Egalitarians never run out of things to complain about. Any statistical disparity between groups causes them to wring their hands and call for action to remedy the “inequity.”
The latest outbreak of egalitarian fever has to do with higher education in America, specifically the alleged “rich kid problem.” Jordan Weissman of The Atlantic recently penned a piece entitled “America’s Top Colleges Have a Rich-Kid Problem” in which he contended that our most prestigious colleges and universities should be doing much more to attract academically well-prepared students who come from relatively poor families. Because they don’t, the student bodies at those prestigious institutions are disproportionately composed of students from rich families who can pay the lofty tuitions the schools charge.
As a result of their failure to aggressively recruit for more socio-economic diversity, few students from non-wealthy families enroll in the “elites” and in turn that supposedly leads to a greater concentration of wealth than otherwise. As one writer who has been bitten by this bug laments, “poor kids don’t even get a chance.”
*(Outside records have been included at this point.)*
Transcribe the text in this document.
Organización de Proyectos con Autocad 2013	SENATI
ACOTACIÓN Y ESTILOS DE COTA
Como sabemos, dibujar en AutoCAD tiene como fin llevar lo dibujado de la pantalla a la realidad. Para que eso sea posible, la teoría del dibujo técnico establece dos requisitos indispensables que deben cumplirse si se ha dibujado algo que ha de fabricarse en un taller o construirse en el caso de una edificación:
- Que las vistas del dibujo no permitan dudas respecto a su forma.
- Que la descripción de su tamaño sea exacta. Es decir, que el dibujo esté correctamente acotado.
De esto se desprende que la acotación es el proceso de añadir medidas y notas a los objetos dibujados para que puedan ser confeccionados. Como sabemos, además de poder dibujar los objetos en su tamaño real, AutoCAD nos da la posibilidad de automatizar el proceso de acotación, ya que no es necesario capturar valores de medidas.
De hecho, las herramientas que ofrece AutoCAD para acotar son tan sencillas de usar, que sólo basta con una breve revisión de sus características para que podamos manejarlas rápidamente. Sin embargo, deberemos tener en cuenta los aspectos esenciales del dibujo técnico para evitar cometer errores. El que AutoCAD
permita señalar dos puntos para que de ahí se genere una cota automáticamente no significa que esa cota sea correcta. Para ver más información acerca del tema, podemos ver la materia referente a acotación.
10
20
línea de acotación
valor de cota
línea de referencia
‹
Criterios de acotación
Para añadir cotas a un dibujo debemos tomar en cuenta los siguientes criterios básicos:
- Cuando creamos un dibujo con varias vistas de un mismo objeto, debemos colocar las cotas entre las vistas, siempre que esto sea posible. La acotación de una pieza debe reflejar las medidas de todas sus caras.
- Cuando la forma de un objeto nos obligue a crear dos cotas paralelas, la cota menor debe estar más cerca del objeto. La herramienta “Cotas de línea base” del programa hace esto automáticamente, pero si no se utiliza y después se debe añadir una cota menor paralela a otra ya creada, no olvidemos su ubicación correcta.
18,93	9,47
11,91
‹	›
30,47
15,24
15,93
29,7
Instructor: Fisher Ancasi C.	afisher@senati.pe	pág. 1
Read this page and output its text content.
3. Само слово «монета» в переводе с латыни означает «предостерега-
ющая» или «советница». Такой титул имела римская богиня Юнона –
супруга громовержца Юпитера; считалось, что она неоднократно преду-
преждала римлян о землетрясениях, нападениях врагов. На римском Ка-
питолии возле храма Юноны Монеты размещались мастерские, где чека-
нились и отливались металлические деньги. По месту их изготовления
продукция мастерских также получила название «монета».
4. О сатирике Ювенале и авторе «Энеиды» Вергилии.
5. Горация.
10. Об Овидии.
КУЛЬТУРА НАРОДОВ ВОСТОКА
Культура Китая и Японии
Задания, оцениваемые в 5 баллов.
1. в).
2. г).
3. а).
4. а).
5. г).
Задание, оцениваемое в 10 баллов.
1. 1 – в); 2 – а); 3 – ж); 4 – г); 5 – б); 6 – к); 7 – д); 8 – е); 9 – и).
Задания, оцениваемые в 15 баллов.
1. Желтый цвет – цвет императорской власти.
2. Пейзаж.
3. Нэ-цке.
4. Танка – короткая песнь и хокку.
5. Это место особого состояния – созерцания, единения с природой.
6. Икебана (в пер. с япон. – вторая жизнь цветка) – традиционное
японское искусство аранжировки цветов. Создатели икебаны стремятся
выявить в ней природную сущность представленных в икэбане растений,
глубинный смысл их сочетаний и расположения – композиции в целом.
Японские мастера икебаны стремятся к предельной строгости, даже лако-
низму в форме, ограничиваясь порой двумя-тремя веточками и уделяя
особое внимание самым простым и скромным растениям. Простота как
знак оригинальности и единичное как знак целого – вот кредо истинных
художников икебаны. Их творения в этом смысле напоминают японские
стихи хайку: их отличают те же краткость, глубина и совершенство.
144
Stop. America has actual problems that impede people from relatively poor backgrounds from advancing to the extent of their abilities, but this is just making a mountain out of a molehill. The essence of the mistake the egalitarians are making is that they have confused the silly beauty-pageant rankings that purport to tell us which schools are the best with their educational effectiveness. The thinking goes, “The best colleges provide the best education and it’s a shame that they are keeping it just for the rich kids.” But that just ain’t so.
The truth of the matter is that undergraduates at many of the prestigious colleges and universities suffer from educational neglect. Their professors may be academic stars, but they seldom get much attention from them. What Professor Murray Sperber calls “the faculty/student non-aggression pact” is widespread – i.e., professors don’t demand a lot from the students and in return expect the students to leave them alone so they can concentrate on their research.
We call some schools “elite” but that’s not because students learn more than they would at one of our many non-elite institutions. Often, students (no matter their family background) make more academic progress at schools that offer more faculty involvement to compensate for their lack of fame.
And it emphatically is not the case that poor kids “don’t have a chance” unless they get to attend one of the big-name colleges. America is full of people who graduated from non-prestige colleges, or never graduated at all, such as David Karp, the entrepreneur behind Tumblr.
Furthermore, students from relatively poor families often have a hard time on campuses in big cities where costs are high (even if tuition is heavily discounted) and the distractions are numerous. That’s one of the key points in the recent book Paying for the Party, which I reviewed here.
If schools like Harvard decide to devote some of their accumulated wealth to identifying excellent students from poorer families and letting them attend at little or no cost, that’s fine. But let’s not pretend that getting to go to Harvard means the difference between a life of penury and a life of riches. People can succeed without having a degree from a prestige college and some will succeed better without one.